Il sistema è conveniente solo in fase di progettazione di una nuova costruzione o in presenza di condizioni vantaggiose, ad esempio la presenza di determinati tipi di terreno o tariffe particolari per l’energia elettrica.
Nelle migliori condizioni di edificio e sottosuolo, una pompa di calore collegata ad una sonda geotermica inserita fino a circa 100 m di profondità estrae dal suolo una potenza termica sufficiente per riscaldare un’abitazione di circa 100 metri quadrati. Spesso il sistema viene integrato con pannelli solari, utilizzanti anche per fornire l’energia necessaria alla pompa di calore per funzionare.
Oltre alla pompa di calore per completare il sistema occorre anche un sistema di tubi opportunamente interrati - verticalmente o orizzontalmente - per scambiare calore con il terreno e un sistema di scambio di calore con l’ambiente interno all’edificio. Una peculiarità delle pompe di calore geotermiche è che sono adatte per sistemi di distribuzione del calore di tipo radiante a bassa temperatura come ad esempio pavimenti e pareti radianti e ventiliconvettori.
Un impianto tipo può essere realizzato in soli 3-4 giorni. Va ricordato che fino al 31 dicembre del 2010 si può usufruire della detrazione fiscale del 55% per la sostituzione di impianti di climatizzazione invernale con pompe di calore ad alta efficienza e con impianti geotermici a bassa entalpia.
 
LE DOMANDE PIU’ FREQUENTI
dal sito www.geotermia.org
 
SI PUO’ USARE PROPRIO DAPPERTUTTO ?
Il sistema è applicabile in qualsiasi tipo di sottosuolo ed in qualsiasi regione d’italia; al mare, in montagna, in pianura, in collina, in riva al lago, in città, in campagna...
E SE C’E’ UNA FALDA ?
In presenza di una falda, il sistema rende di più. Inoltre la risorsa idrica non viene in alcun modo alterata, perchè si tratta solo di uno scambio termico.
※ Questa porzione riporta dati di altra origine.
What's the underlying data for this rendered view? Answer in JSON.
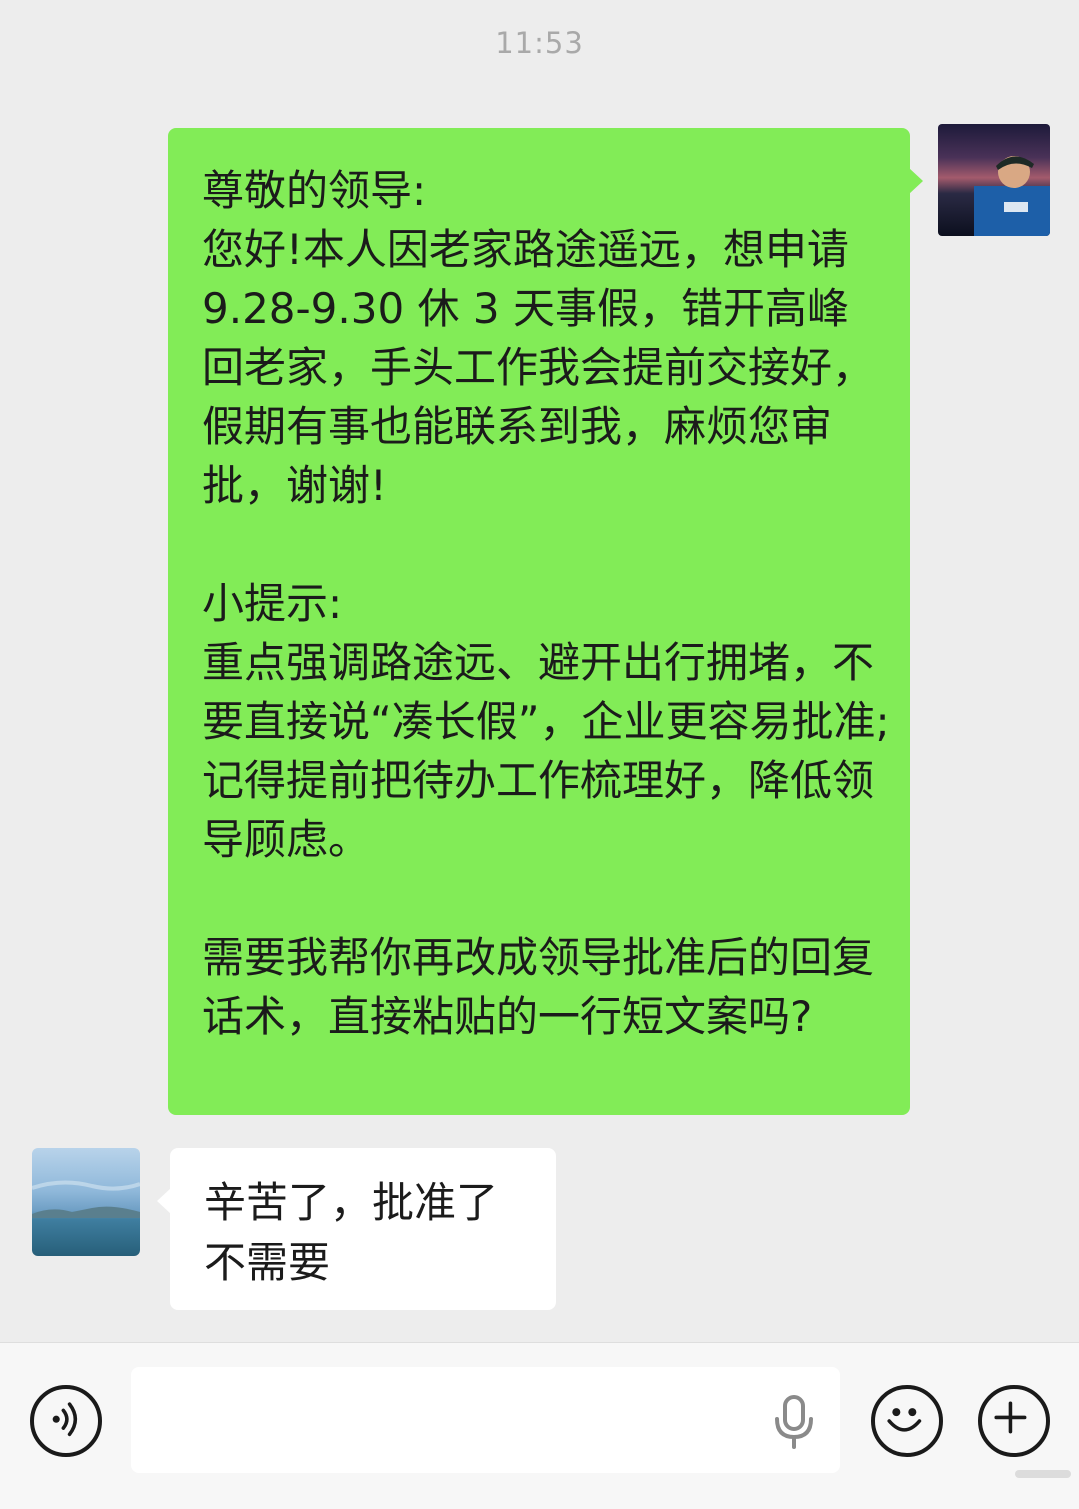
{
  "timestamp": "11:53",
  "messages": [
    {
      "sender": "self",
      "text": "尊敬的领导:\n您好!本人因老家路途遥远，想申请 9.28-9.30 休 3 天事假，错开高峰回老家，手头工作我会提前交接好，假期有事也能联系到我，麻烦您审批，谢谢!\n\n小提示:\n重点强调路途远、避开出行拥堵，不要直接说“凑长假”，企业更容易批准;记得提前把待办工作梳理好，降低领导顾虑。\n\n需要我帮你再改成领导批准后的回复话术，直接粘贴的一行短文案吗?",
      "bubble_color": "#82ec57"
    },
    {
      "sender": "other",
      "text": "辛苦了，批准了\n不需要",
      "bubble_color": "#ffffff"
    }
  ],
  "input_bar": {
    "placeholder": "",
    "value": "",
    "icons": [
      "voice-mode-icon",
      "microphone-icon",
      "emoji-icon",
      "plus-icon"
    ]
  }
}
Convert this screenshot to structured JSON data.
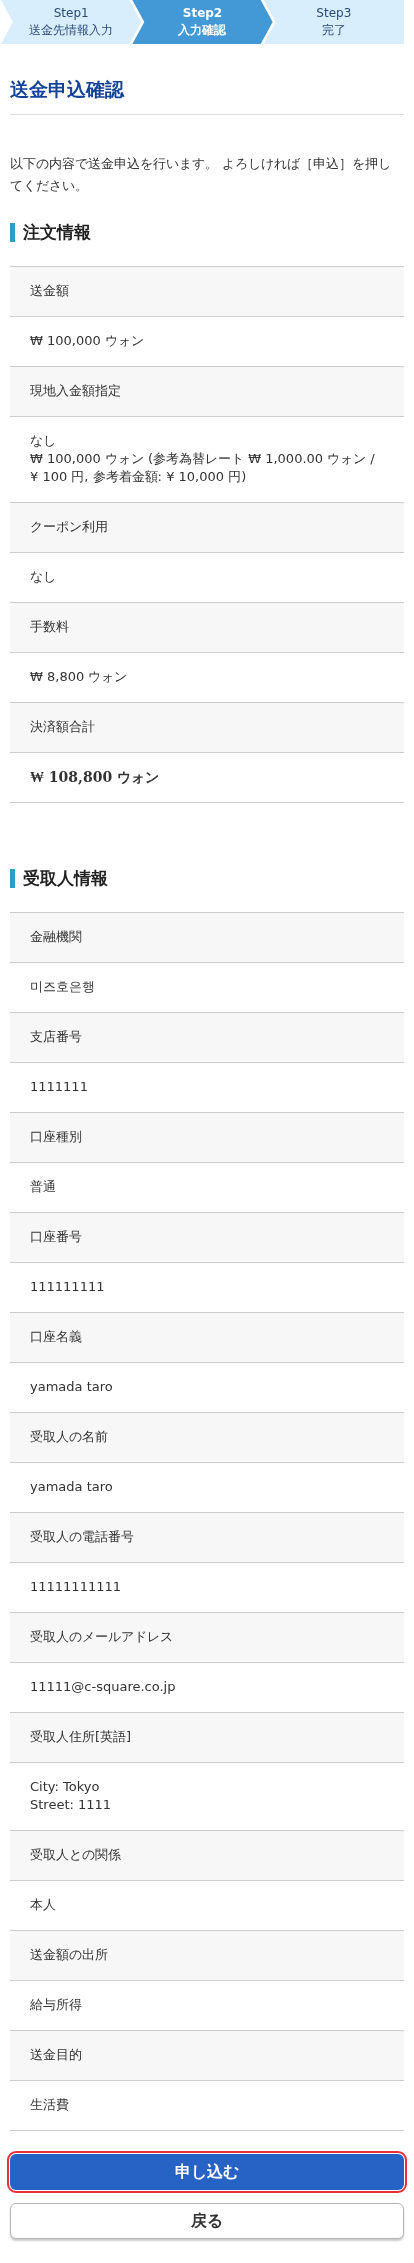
{
  "steps": [
    {
      "step": "Step1",
      "name": "送金先情報入力",
      "selected": false
    },
    {
      "step": "Step2",
      "name": "入力確認",
      "selected": true
    },
    {
      "step": "Step3",
      "name": "完了",
      "selected": false
    }
  ],
  "title": "送金申込確認",
  "intro": "以下の内容で送金申込を行います。 よろしければ［申込］を押してください。",
  "sections": [
    {
      "heading": "注文情報",
      "rows": [
        {
          "label": "送金額",
          "value": "₩ 100,000 ウォン",
          "emphasis": false
        },
        {
          "label": "現地入金額指定",
          "value": "なし\n₩ 100,000 ウォン (参考為替レート ₩ 1,000.00 ウォン / ¥ 100 円, 参考着金額: ¥ 10,000 円)",
          "emphasis": false
        },
        {
          "label": "クーポン利用",
          "value": "なし",
          "emphasis": false
        },
        {
          "label": "手数料",
          "value": "₩ 8,800 ウォン",
          "emphasis": false
        },
        {
          "label": "決済額合計",
          "value": "₩ 108,800 ウォン",
          "emphasis": true
        }
      ]
    },
    {
      "heading": "受取人情報",
      "rows": [
        {
          "label": "金融機関",
          "value": "미즈호은행",
          "emphasis": false
        },
        {
          "label": "支店番号",
          "value": "1111111",
          "emphasis": false
        },
        {
          "label": "口座種別",
          "value": "普通",
          "emphasis": false
        },
        {
          "label": "口座番号",
          "value": "111111111",
          "emphasis": false
        },
        {
          "label": "口座名義",
          "value": "yamada taro",
          "emphasis": false
        },
        {
          "label": "受取人の名前",
          "value": "yamada taro",
          "emphasis": false
        },
        {
          "label": "受取人の電話番号",
          "value": "11111111111",
          "emphasis": false
        },
        {
          "label": "受取人のメールアドレス",
          "value": "11111@c-square.co.jp",
          "emphasis": false
        },
        {
          "label": "受取人住所[英語]",
          "value": "City: Tokyo\nStreet: 1111",
          "emphasis": false
        },
        {
          "label": "受取人との関係",
          "value": "本人",
          "emphasis": false
        },
        {
          "label": "送金額の出所",
          "value": "給与所得",
          "emphasis": false
        },
        {
          "label": "送金目的",
          "value": "生活費",
          "emphasis": false
        }
      ]
    }
  ],
  "buttons": [
    {
      "label": "申し込む",
      "kind": "primary",
      "focused": true
    },
    {
      "label": "戻る",
      "kind": "secondary",
      "focused": false
    }
  ]
}
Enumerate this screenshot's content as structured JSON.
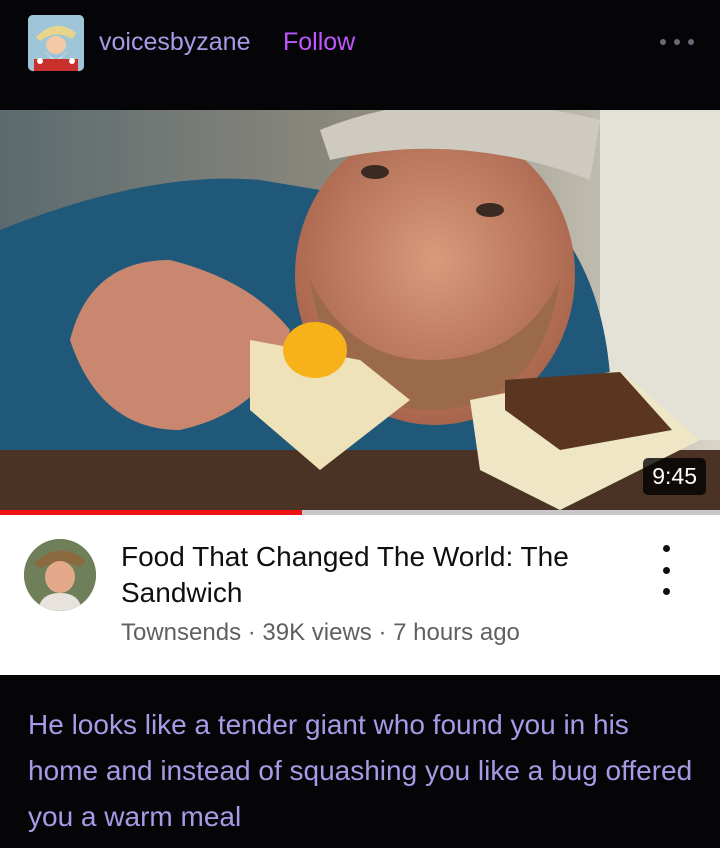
{
  "post": {
    "username": "voicesbyzane",
    "follow_label": "Follow",
    "more_icon": "more-horizontal-icon"
  },
  "video": {
    "duration": "9:45",
    "progress_fraction": 0.42,
    "title": "Food That Changed The World: The Sandwich",
    "channel": "Townsends",
    "views": "39K views",
    "age": "7 hours ago",
    "separator": " · ",
    "menu_icon": "more-vertical-icon"
  },
  "caption": {
    "text": "He looks like a tender giant who found you in his home and instead of squashing you like a bug offered you a warm meal"
  },
  "colors": {
    "username": "#a79ae6",
    "follow": "#c056ff",
    "caption": "#a79ae6",
    "progress": "#ee1111"
  }
}
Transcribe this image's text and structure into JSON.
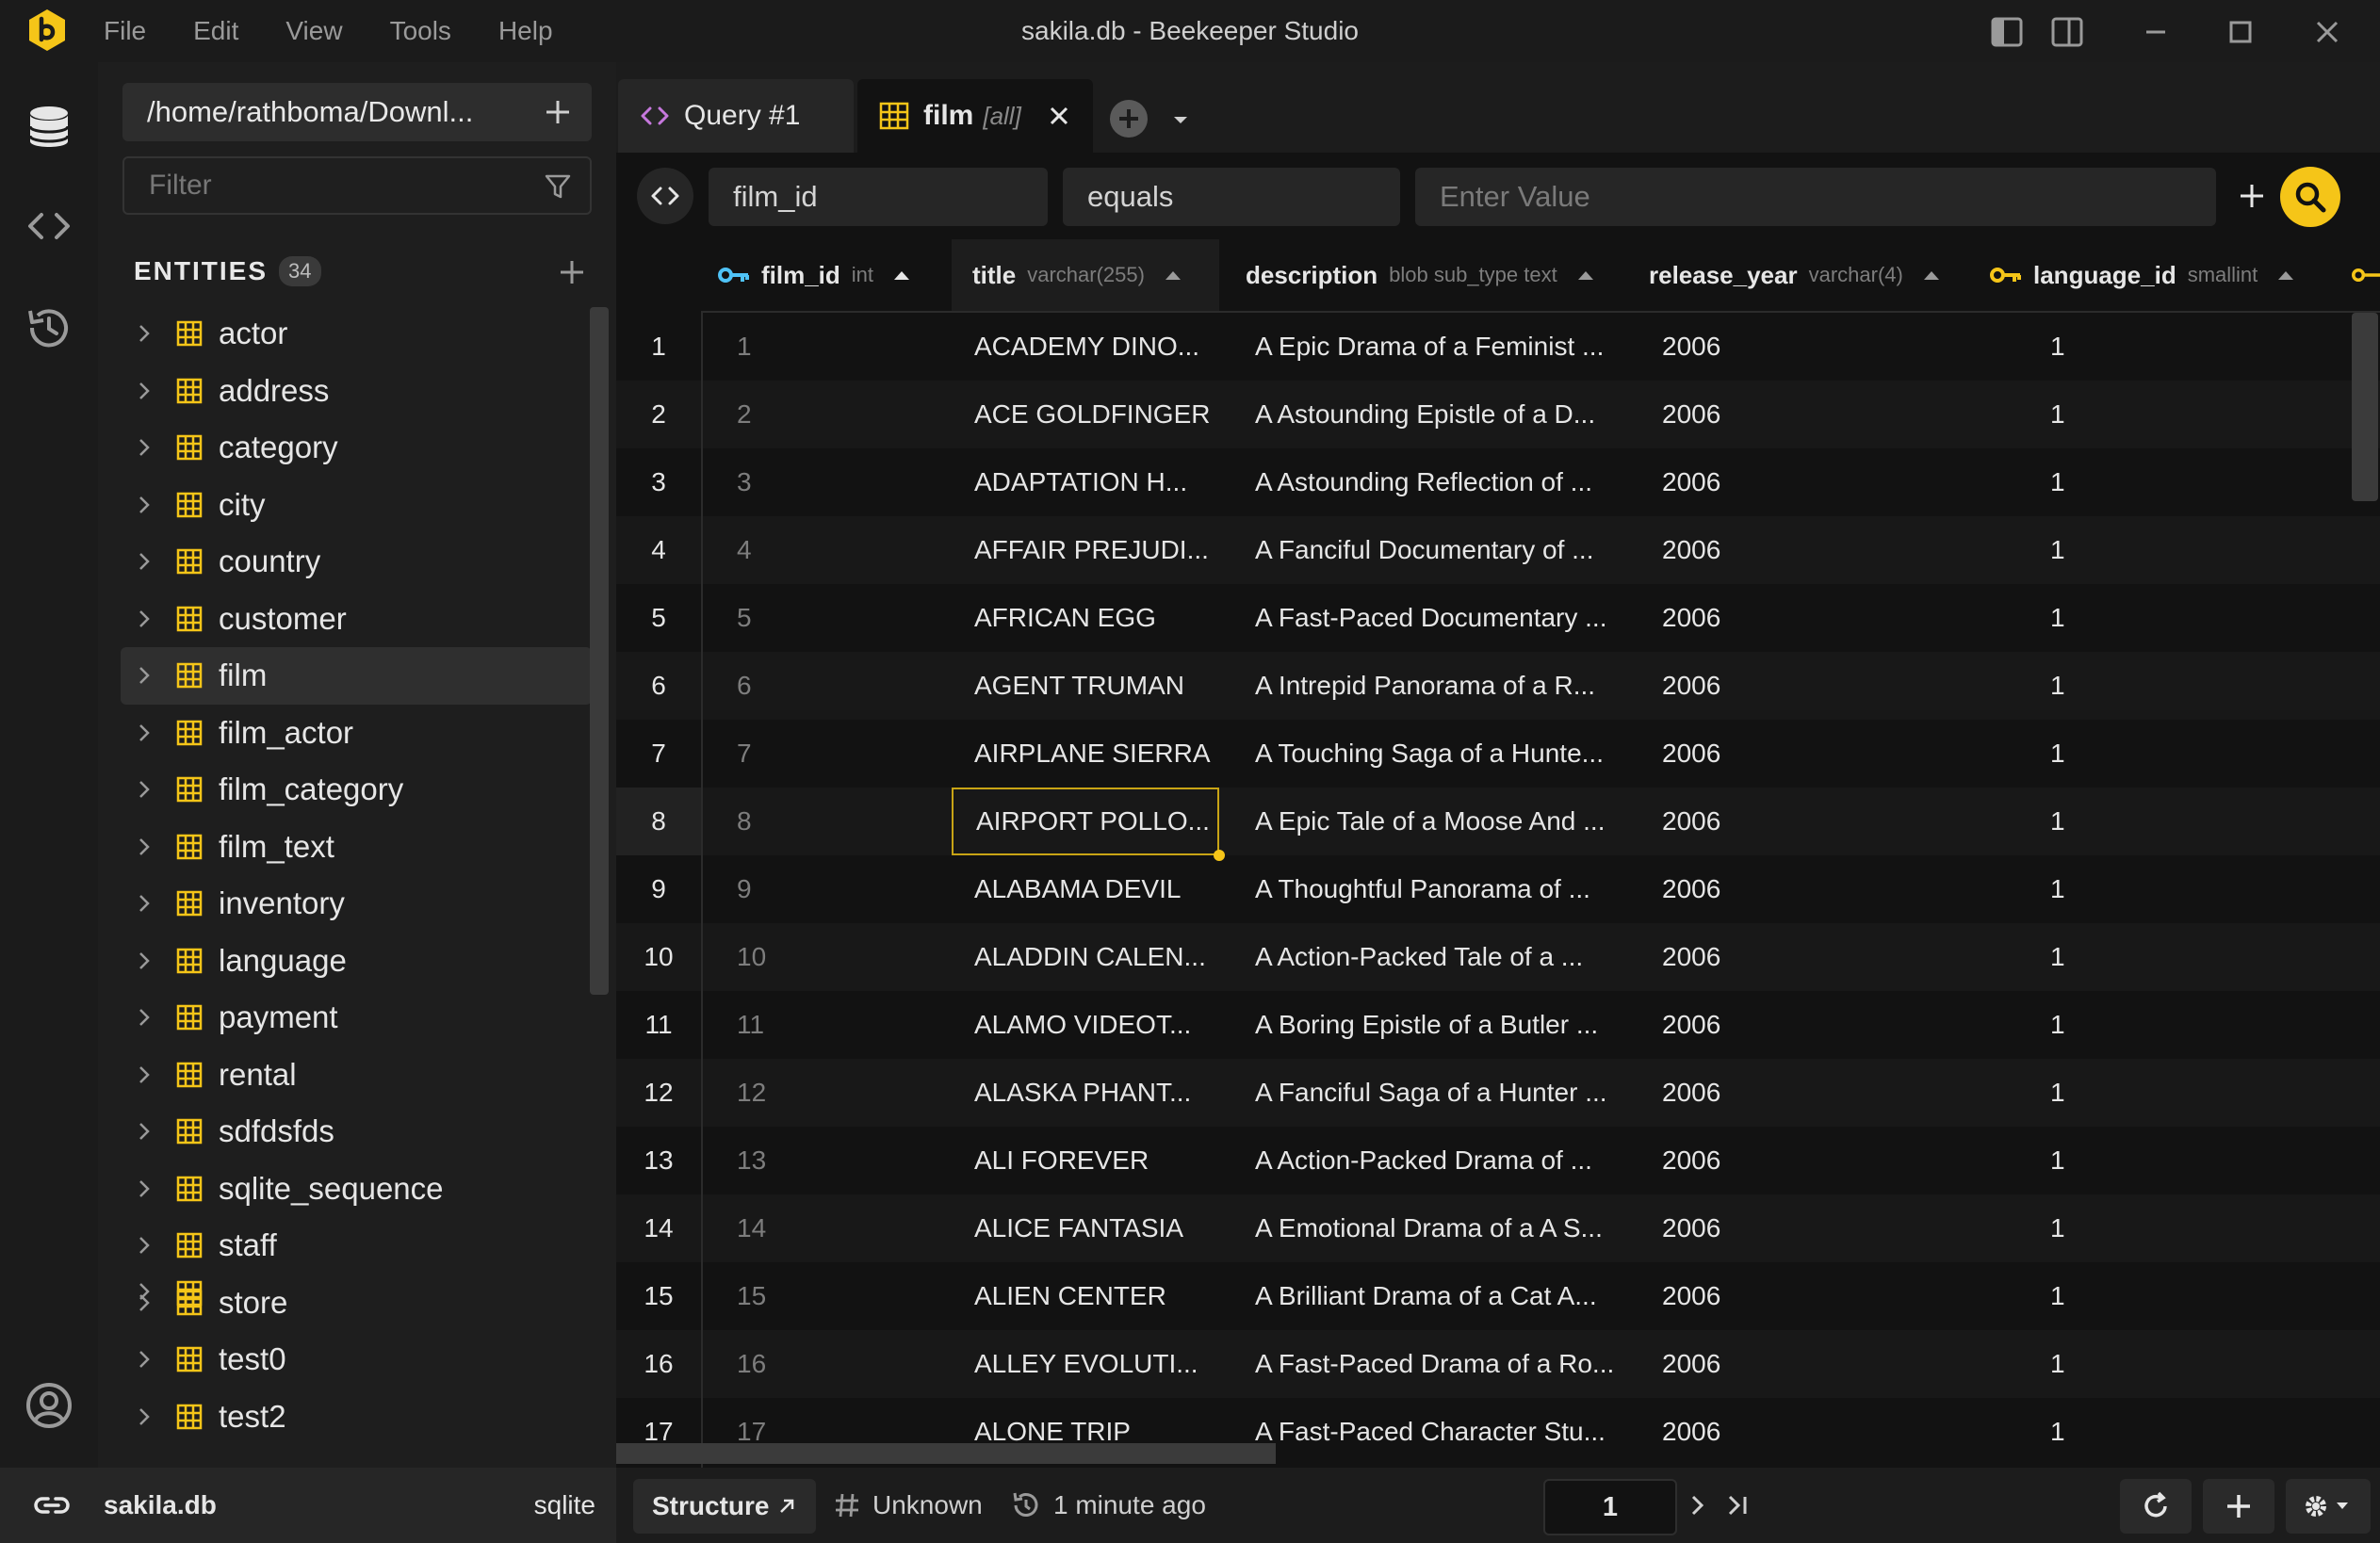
{
  "window": {
    "title": "sakila.db - Beekeeper Studio",
    "menu": [
      "File",
      "Edit",
      "View",
      "Tools",
      "Help"
    ]
  },
  "colors": {
    "accent": "#f5c518",
    "background": "#121212",
    "sidebar": "#1e1e1e"
  },
  "sidebar": {
    "connection_path": "/home/rathboma/Downl...",
    "filter_placeholder": "Filter",
    "entities_label": "ENTITIES",
    "entities_count": "34",
    "entities": [
      "actor",
      "address",
      "category",
      "city",
      "country",
      "customer",
      "film",
      "film_actor",
      "film_category",
      "film_text",
      "inventory",
      "language",
      "payment",
      "rental",
      "sdfdsfds",
      "sqlite_sequence",
      "staff",
      "store",
      "test0",
      "test2"
    ],
    "selected_entity": "film"
  },
  "tabs": [
    {
      "label": "Query #1",
      "icon": "code-icon"
    },
    {
      "label": "film",
      "sub": "[all]",
      "icon": "table-icon",
      "active": true
    }
  ],
  "filter": {
    "column": "film_id",
    "operator": "equals",
    "value_placeholder": "Enter Value"
  },
  "grid": {
    "columns": [
      {
        "name": "film_id",
        "type": "int",
        "key": true
      },
      {
        "name": "title",
        "type": "varchar(255)"
      },
      {
        "name": "description",
        "type": "blob sub_type text"
      },
      {
        "name": "release_year",
        "type": "varchar(4)"
      },
      {
        "name": "language_id",
        "type": "smallint",
        "key": true
      }
    ],
    "rows": [
      [
        "1",
        "1",
        "ACADEMY DINO...",
        "A Epic Drama of a Feminist ...",
        "2006",
        "1"
      ],
      [
        "2",
        "2",
        "ACE GOLDFINGER",
        "A Astounding Epistle of a D...",
        "2006",
        "1"
      ],
      [
        "3",
        "3",
        "ADAPTATION H...",
        "A Astounding Reflection of ...",
        "2006",
        "1"
      ],
      [
        "4",
        "4",
        "AFFAIR PREJUDI...",
        "A Fanciful Documentary of ...",
        "2006",
        "1"
      ],
      [
        "5",
        "5",
        "AFRICAN EGG",
        "A Fast-Paced Documentary ...",
        "2006",
        "1"
      ],
      [
        "6",
        "6",
        "AGENT TRUMAN",
        "A Intrepid Panorama of a R...",
        "2006",
        "1"
      ],
      [
        "7",
        "7",
        "AIRPLANE SIERRA",
        "A Touching Saga of a Hunte...",
        "2006",
        "1"
      ],
      [
        "8",
        "8",
        "AIRPORT POLLO...",
        "A Epic Tale of a Moose And ...",
        "2006",
        "1"
      ],
      [
        "9",
        "9",
        "ALABAMA DEVIL",
        "A Thoughtful Panorama of ...",
        "2006",
        "1"
      ],
      [
        "10",
        "10",
        "ALADDIN CALEN...",
        "A Action-Packed Tale of a ...",
        "2006",
        "1"
      ],
      [
        "11",
        "11",
        "ALAMO VIDEOT...",
        "A Boring Epistle of a Butler ...",
        "2006",
        "1"
      ],
      [
        "12",
        "12",
        "ALASKA PHANT...",
        "A Fanciful Saga of a Hunter ...",
        "2006",
        "1"
      ],
      [
        "13",
        "13",
        "ALI FOREVER",
        "A Action-Packed Drama of ...",
        "2006",
        "1"
      ],
      [
        "14",
        "14",
        "ALICE FANTASIA",
        "A Emotional Drama of a A S...",
        "2006",
        "1"
      ],
      [
        "15",
        "15",
        "ALIEN CENTER",
        "A Brilliant Drama of a Cat A...",
        "2006",
        "1"
      ],
      [
        "16",
        "16",
        "ALLEY EVOLUTI...",
        "A Fast-Paced Drama of a Ro...",
        "2006",
        "1"
      ],
      [
        "17",
        "17",
        "ALONE TRIP",
        "A Fast-Paced Character Stu...",
        "2006",
        "1"
      ]
    ]
  },
  "status": {
    "db_name": "sakila.db",
    "db_type": "sqlite",
    "structure_label": "Structure",
    "unknown_label": "Unknown",
    "time_label": "1 minute ago",
    "page": "1"
  }
}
MA ALLORA SI PUO’ USARE PER RISCALDARE QUALSIASI ABITAZIONE?
In realtà il limite della tecnologia risiede nel fatto che è economicamente appetibile solo in presenza di “terminali a bassa temperatura”.
CHE COSA SONO I TERMINALI A BASSA TEMPERATURA?”
Gli impianti di riscaldamento sono costituiti da due parti: generazione del calore, che puo’ essere fatta con: caldaie tradizionali a gas, a gasolio, a GPL, geotermia, caldaie a biomasse, teleriscaldamento, etc i terminali, ovvero i classici radiatori, oppure i ventil convettori, gli impianti a pavimento, parete, soffitto etc. Di solito i radiatori lavoro con temperature “elevate” 65-70°C e sono definiti terminali ad alta temperatura. Gli impianti a pannelli radianti a pavimento, parete, soffitto, lavorano a 30-35°C e pertanto sono definiti “a bassa temperatura”. I ventil convettori, in funzione di come sono dimensionati, possono lavorare a temperature variabili.
HO UN IMPIANTO A RADIATORI, POSSO INSTALLARE LA GEOTERMIA ?
Non ne vale la pena. E’ possibile arrivare fino a 65°C, ma questa temperatura vanifica i risparmi in bolletta.
QUANDO CONVIENE INSTALLARE LA GEOTERMIA?
Senza dubbio in occasione di nuove costruzioni e ristrutturazioni complete, oppure per la sostituzione di una caldaia a gasolio o a GPL.
QUANDO NON CONVIENE INSTALLARE LA GEOTERMIA?          
Nel caso siano presenti radiatori, o in un impianto nel quale sia stata già montata la caldaia a metano.
HO UNA CALDAIA A METANO, POSSO INSTALLARE LA GEOTERMIA?
Non conviene.
DEVO COSTRUIRE UNA NUOVA CASA; DEVO IN OGNI CASO PREVEDERE L’INSTALLAZIONE DI UNA CALDAIETTA DI SUPPORTO?
L’impianto geotermico è più che sufficiente a garantire tutta l’energia necessaria.
QUANTO COSTA UN IMPIANTO GEOTERMICO?
Il costo è funzione del carico termico dell’edificio, ovvero di quanto calore l’edificio ha bisogno, e del tipo di sottosuolo dal quale si preleva calore. Per un’abitazione unifamiliare  si pagano in media 17.000 euro.